Pipelines speedup
Often when you want to run some tests you need to install required dependencies such as python packages, ruby gems, npm packages, and so on. Nowadays tests are executed automatically for pull (merge) requests in various CI systems. Dependency pulling is repeated again and again for every test run and it takes time. We cannot do much about it in cloud-based CI systems such as Travis, Circle CI, or Github Actions but there is some space for improvement for self-hosted Gitlab CI, Jenkins and others.
Cache
The first idea that would come to your mind is to enable cache. It looks reasonable. Why do need to redownload the same files again and again? Would it be better to store them in some nearly located storage? The answer is yes but there are some nuances. First of all, we should decide how our cache mechanism will be implemented. I would highlight the following ways: caching proxy, cache in the same filesystem, and the combination of these two methods.
Caching proxy
Using proxy makes sense if your organization consumes significant amount traffic from package repositories. Having caching proxy reduces the amount of incoming traffic and speeds up downloading. Besides local caching proxy can play a very important role in storing proprietary packages. There are several caching proxies and I worked with Sonatype Nexus and devpi.
Most of the time I work with Python therefore below I will provide examples for its package infrastructure. As you know Python standard package manager is pip and in order to download packages from a caching proxy you have to specify an index URL by one of the following methods:
- pip.conf:
[global] index-url = https://example.com/pypi/packages
- environment variable: PIP_INDEX_URL=https://example.com/pypi/packages
- command line argument: pip -i https://example.com/pypi/packages
Local cache
pip, gem, yum and others don’t download packages from the index URL immediately. Before that they check if requested packages are stored locally in predefined directories of the file system. Various package managers have different cache directories. pip in Linux stores downloads in $HOME/.cache/pip by default. And again you can change that path via pip.conf, environment variable PIP_CACHE_DIR or command line argument --cache-dir.
Cache in pipelines
That was a sort of preamble. Now we have the required knowledge in order to start a pipeline optimization. Let’s designate prerequisites:
- you use Gitlab CI;
- Gitlab runner is configured to use Kubernetes executor;
- a pipeline has a stage for installing python packages:
test: image: python stage: tests before_script: - pip install -U pip setuptools - pip install -r requirements.txt script: - pytest
- there is a caching proxy that has the index URL https://example.com/pypi/packages;
- you have a PVC with shared access.
First of all, let’s specify caching proxy index URL in .gitlab-ci.yml:
test: variables: PIP_INDEX_URL: https://example.com/pypi/packages
Then we need to modify the Gitlab runner config file in order to mount the PVC to builder pods:
[[runners]] executor = "kubernetes" # ... cache_dir = "/mnt/cache" [runners.kubernetes] # ... [runners.kubernetes.volumes] # ... [[runners.kubernetes.volumes.pvc]] name = "name_of_pvc" mount_path = "/mnt/cache"

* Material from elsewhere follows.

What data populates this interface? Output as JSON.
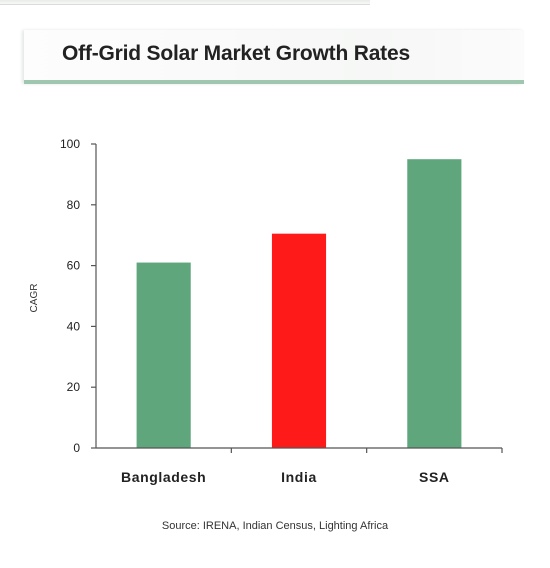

It’s a kind of an unobvious trick because according to the official documentation cache_dir setting is only for Shell, Docker and SSH executors. And you supposed to use an S3 backend for storing cache. I found that trick in the Kubernetes cache support issue.

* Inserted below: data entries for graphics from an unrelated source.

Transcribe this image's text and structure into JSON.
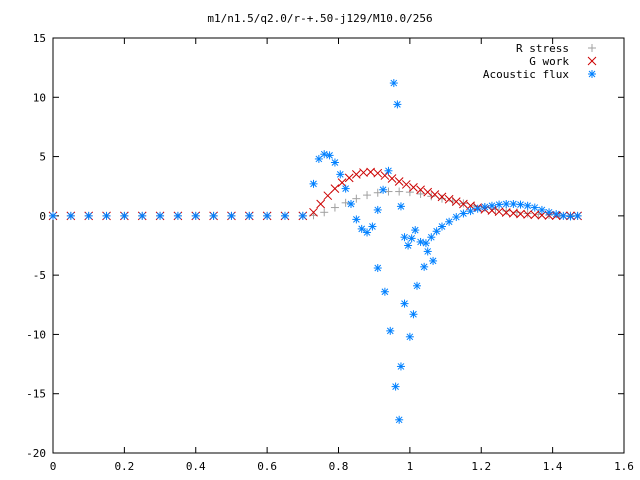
{
  "chart_data": {
    "type": "scatter",
    "title": "m1/n1.5/q2.0/r-+.50-j129/M10.0/256",
    "xlabel": "",
    "ylabel": "",
    "xlim": [
      0,
      1.6
    ],
    "ylim": [
      -20,
      15
    ],
    "x_ticks": [
      "0",
      "0.2",
      "0.4",
      "0.6",
      "0.8",
      "1",
      "1.2",
      "1.4",
      "1.6"
    ],
    "y_ticks": [
      "15",
      "10",
      "5",
      "0",
      "-5",
      "-10",
      "-15",
      "-20"
    ],
    "grid": false,
    "legend_position": "top-right",
    "series": [
      {
        "name": "R stress",
        "marker": "plus",
        "color": "#a0a0a0",
        "x": [
          0.0,
          0.05,
          0.1,
          0.15,
          0.2,
          0.25,
          0.3,
          0.35,
          0.4,
          0.45,
          0.5,
          0.55,
          0.6,
          0.65,
          0.7,
          0.73,
          0.76,
          0.79,
          0.82,
          0.85,
          0.88,
          0.91,
          0.94,
          0.97,
          1.0,
          1.03,
          1.06,
          1.09,
          1.12,
          1.15,
          1.18,
          1.21,
          1.24,
          1.27,
          1.3,
          1.33,
          1.36,
          1.39,
          1.42,
          1.45,
          1.47
        ],
        "y": [
          0,
          0,
          0,
          0,
          0,
          0,
          0,
          0,
          0,
          0,
          0,
          0,
          0,
          0,
          0,
          0.05,
          0.3,
          0.7,
          1.1,
          1.45,
          1.75,
          1.95,
          2.05,
          2.05,
          2.0,
          1.85,
          1.65,
          1.45,
          1.25,
          1.05,
          0.85,
          0.7,
          0.55,
          0.42,
          0.3,
          0.2,
          0.12,
          0.07,
          0.04,
          0.02,
          0.0
        ]
      },
      {
        "name": "G work",
        "marker": "cross",
        "color": "#cc0000",
        "x": [
          0.0,
          0.05,
          0.1,
          0.15,
          0.2,
          0.25,
          0.3,
          0.35,
          0.4,
          0.45,
          0.5,
          0.55,
          0.6,
          0.65,
          0.7,
          0.73,
          0.75,
          0.77,
          0.79,
          0.81,
          0.83,
          0.85,
          0.87,
          0.89,
          0.91,
          0.93,
          0.95,
          0.97,
          0.99,
          1.01,
          1.03,
          1.05,
          1.07,
          1.09,
          1.11,
          1.13,
          1.15,
          1.17,
          1.19,
          1.21,
          1.23,
          1.25,
          1.27,
          1.29,
          1.31,
          1.33,
          1.35,
          1.37,
          1.39,
          1.41,
          1.43,
          1.45,
          1.47
        ],
        "y": [
          0,
          0,
          0,
          0,
          0,
          0,
          0,
          0,
          0,
          0,
          0,
          0,
          0,
          0,
          0,
          0.3,
          1.0,
          1.7,
          2.3,
          2.8,
          3.2,
          3.5,
          3.65,
          3.7,
          3.6,
          3.4,
          3.15,
          2.9,
          2.65,
          2.4,
          2.2,
          2.0,
          1.8,
          1.6,
          1.4,
          1.2,
          1.0,
          0.85,
          0.7,
          0.55,
          0.45,
          0.35,
          0.28,
          0.22,
          0.16,
          0.12,
          0.08,
          0.05,
          0.03,
          0.02,
          0.01,
          0.0,
          0.0
        ]
      },
      {
        "name": "Acoustic flux",
        "marker": "star",
        "color": "#0080ff",
        "x": [
          0.0,
          0.05,
          0.1,
          0.15,
          0.2,
          0.25,
          0.3,
          0.35,
          0.4,
          0.45,
          0.5,
          0.55,
          0.6,
          0.65,
          0.7,
          0.73,
          0.745,
          0.76,
          0.775,
          0.79,
          0.805,
          0.82,
          0.835,
          0.85,
          0.865,
          0.88,
          0.895,
          0.91,
          0.925,
          0.94,
          0.955,
          0.965,
          0.975,
          0.985,
          0.995,
          1.005,
          1.015,
          1.03,
          1.045,
          1.06,
          1.075,
          1.09,
          1.11,
          1.13,
          1.15,
          1.17,
          1.19,
          1.21,
          1.23,
          1.25,
          1.27,
          1.29,
          1.31,
          1.33,
          1.35,
          1.37,
          1.39,
          1.41,
          1.43,
          1.45,
          1.47,
          0.91,
          0.93,
          0.945,
          0.96,
          0.97,
          0.975,
          0.985,
          1.0,
          1.01,
          1.02,
          1.04,
          1.05,
          1.065
        ],
        "y": [
          0,
          0,
          0,
          0,
          0,
          0,
          0,
          0,
          0,
          0,
          0,
          0,
          0,
          0,
          0,
          2.7,
          4.8,
          5.2,
          5.1,
          4.5,
          3.5,
          2.3,
          1.0,
          -0.3,
          -1.1,
          -1.4,
          -0.9,
          0.5,
          2.2,
          3.8,
          11.2,
          9.4,
          0.8,
          -1.8,
          -2.5,
          -1.9,
          -1.2,
          -2.2,
          -2.3,
          -1.8,
          -1.3,
          -0.9,
          -0.5,
          -0.1,
          0.2,
          0.4,
          0.6,
          0.75,
          0.85,
          0.95,
          1.0,
          1.0,
          0.95,
          0.85,
          0.7,
          0.5,
          0.3,
          0.15,
          0.0,
          -0.05,
          0.0,
          -4.4,
          -6.4,
          -9.7,
          -14.4,
          -17.2,
          -12.7,
          -7.4,
          -10.2,
          -8.3,
          -5.9,
          -4.3,
          -3.0,
          -3.8
        ]
      }
    ]
  }
}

And the final part is to modify the pipeline stage config:
test: stage: tests image: python cache: # that's the place where we tell Gitlab to treat that directory as a cache and # properly handle the content of the directory paths: - .cache/pip variables: # Change pip's cache directory to be inside the project directory since we can # only cache local items. PIP_CACHE_DIR: $CI_PROJECT_DIR/.cache/pip before_script: - pip install -U pip setuptools - pip install -r requirements.txt script: - pytest
Now in the pipeline log you should see something like that:
Restoring cache Checking cache for default... No URL provided, cache will not be downloaded from shared cache server. Instead a local version of cache will be extracted. Successfully extracted cache Downloading artifacts Running before_script and script $ pip install -U pip setuptools Collecting pip # we don't download the package but use already downloaded from prior run Using cached https://example.com/pypi/packages/pip-20.1.1-py2.py3-none-any.whl ... Saving cache Creating cache default... .cache/pip: found 1505 matching files No URL provided, cache will be not uploaded to shared cache server. Cache will be stored only locally. Created cache
In the end, we should get the following package flow:
Enabling cache in some cases can speed up to several times pipeline execution. Because not only downloaded packages are cached but compiled as well.